Fruit flies and English Lotion...

We've had the smallest ever fruit-fly issue in my office lately...


We've taken to clapping the little beasts between our hands. You can randomly hear CRACK!s and cries of "Got 'em!" throughout the day. Makes we ladies feel very Amazonian, or like Martial Arts Masters, like catching flies between chopsticks.


My coworker got 3 in a row the other day. I was feeling good. Their was obviously something in the air (other than the flies).

One of the little beasts entered my no-fly-zone. I fixed him in my predetor-like gaze. Your life is forfeit, I thought at him.

He circled lower. I followed him with my eyes. Emboldened by my stillness, he landed on the pump of the bottel of lotion I kept at my desk.
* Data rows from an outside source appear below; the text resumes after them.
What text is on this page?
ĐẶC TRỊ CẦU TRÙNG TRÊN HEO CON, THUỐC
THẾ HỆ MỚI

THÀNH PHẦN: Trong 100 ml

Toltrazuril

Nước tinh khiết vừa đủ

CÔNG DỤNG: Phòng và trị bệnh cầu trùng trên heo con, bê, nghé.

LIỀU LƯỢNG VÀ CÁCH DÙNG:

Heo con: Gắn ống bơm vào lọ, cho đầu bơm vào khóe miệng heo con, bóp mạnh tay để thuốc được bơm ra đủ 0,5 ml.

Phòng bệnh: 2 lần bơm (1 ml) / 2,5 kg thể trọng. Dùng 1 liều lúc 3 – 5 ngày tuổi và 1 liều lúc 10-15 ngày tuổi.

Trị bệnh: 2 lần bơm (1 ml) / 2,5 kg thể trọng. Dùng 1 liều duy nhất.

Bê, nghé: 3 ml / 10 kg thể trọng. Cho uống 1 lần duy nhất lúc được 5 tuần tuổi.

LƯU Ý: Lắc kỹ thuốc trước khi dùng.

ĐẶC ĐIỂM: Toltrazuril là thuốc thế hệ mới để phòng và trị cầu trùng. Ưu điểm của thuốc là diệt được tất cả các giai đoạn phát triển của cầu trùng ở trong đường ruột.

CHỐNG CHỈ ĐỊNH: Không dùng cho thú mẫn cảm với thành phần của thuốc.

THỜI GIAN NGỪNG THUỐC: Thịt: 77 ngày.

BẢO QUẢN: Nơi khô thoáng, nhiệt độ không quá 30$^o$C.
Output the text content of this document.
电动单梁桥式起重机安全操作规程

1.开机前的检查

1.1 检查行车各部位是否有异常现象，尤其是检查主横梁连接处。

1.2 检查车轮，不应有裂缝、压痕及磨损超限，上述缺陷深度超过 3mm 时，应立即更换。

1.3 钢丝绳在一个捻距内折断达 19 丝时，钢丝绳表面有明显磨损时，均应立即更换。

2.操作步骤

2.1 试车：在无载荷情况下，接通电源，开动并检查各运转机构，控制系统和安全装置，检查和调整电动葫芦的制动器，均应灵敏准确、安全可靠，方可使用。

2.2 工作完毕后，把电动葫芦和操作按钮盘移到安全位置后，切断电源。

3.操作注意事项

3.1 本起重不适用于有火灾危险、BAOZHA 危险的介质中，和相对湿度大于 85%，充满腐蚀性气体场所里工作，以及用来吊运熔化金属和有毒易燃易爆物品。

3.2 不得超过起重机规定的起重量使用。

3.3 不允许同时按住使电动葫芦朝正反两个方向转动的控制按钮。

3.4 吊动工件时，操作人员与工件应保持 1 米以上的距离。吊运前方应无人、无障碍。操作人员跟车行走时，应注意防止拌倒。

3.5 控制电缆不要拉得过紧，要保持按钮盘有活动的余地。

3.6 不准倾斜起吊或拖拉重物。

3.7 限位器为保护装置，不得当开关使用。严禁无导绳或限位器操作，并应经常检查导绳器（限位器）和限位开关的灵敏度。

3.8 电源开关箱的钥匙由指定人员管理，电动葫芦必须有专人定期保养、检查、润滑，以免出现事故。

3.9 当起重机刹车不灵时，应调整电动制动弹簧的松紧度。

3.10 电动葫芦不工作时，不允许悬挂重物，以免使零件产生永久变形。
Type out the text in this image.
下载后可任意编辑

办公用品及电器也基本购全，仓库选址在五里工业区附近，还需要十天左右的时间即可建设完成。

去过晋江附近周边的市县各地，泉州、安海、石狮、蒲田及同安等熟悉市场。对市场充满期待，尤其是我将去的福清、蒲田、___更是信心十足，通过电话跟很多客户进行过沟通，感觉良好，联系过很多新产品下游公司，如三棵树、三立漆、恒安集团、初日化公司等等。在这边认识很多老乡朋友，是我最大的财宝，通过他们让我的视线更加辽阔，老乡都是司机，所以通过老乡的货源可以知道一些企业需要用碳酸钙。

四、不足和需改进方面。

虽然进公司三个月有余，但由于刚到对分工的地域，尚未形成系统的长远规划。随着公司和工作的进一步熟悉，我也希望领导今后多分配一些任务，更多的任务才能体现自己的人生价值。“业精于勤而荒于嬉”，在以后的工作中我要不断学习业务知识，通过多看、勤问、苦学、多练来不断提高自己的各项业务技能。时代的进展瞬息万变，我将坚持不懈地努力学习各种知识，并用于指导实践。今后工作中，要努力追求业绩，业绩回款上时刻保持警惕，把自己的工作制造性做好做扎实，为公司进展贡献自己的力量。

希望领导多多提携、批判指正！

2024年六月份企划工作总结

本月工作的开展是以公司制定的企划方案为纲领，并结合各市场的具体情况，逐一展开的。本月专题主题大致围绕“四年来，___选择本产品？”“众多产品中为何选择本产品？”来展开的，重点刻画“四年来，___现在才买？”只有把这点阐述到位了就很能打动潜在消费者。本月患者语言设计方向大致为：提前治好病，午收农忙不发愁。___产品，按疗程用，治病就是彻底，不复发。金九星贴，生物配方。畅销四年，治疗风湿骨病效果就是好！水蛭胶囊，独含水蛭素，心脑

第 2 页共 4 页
I froze, keeping him in my scope. Brilliance falls on me like lightening every 2 or 3 years, and my plan of attack rolled out before my eyes. I immediately concurred with the epiphany and slid my hand slowly across my desk and over to the base of the lotion bottle. it was about an arm's length away.

I wrapped my pincer-like fingers (weapons of death, I thought accurately to myself) around the bottle and began drawing it nearer to me. My Nemisis didn't move. Puny beast! I thought, arrogantly sitting there as I draw you into the event horizon of your doom!

He was close now. I was sure I had him. All I had to do was...

With squirrel-like speed I swung my other arm around in a full arc (for I have an amazing conceptual understanding of physics) and aimed to hit my target dead on! Surely I would - no, had won the day! Sew my name on the inside of the collar baby, the battle was mine!

Contact did send a substance splattering everywhere, but it wasn't the crushed remains of my rival. No, I hit the fly's landing pad (aka, the pump of my lotion bottle) with laser-scope accuracy - and sprayed lotion all over my computer keyboard, exposed desk, lap, shirt, and some parts of the floor. After a moment of frozen disbelief, surveying the carnage and computing the data, I erupted into the biggest belly laugh I'd experienced in months. For some reason I'd thought the pump on my bottle was locked - an irrational thought, given that I never lock the pump, it just sits on my desk.

I cleaned up, then jumped up and told everyone I could find what had just happened. It was one of the best days of my life. Let us thank God for laughter!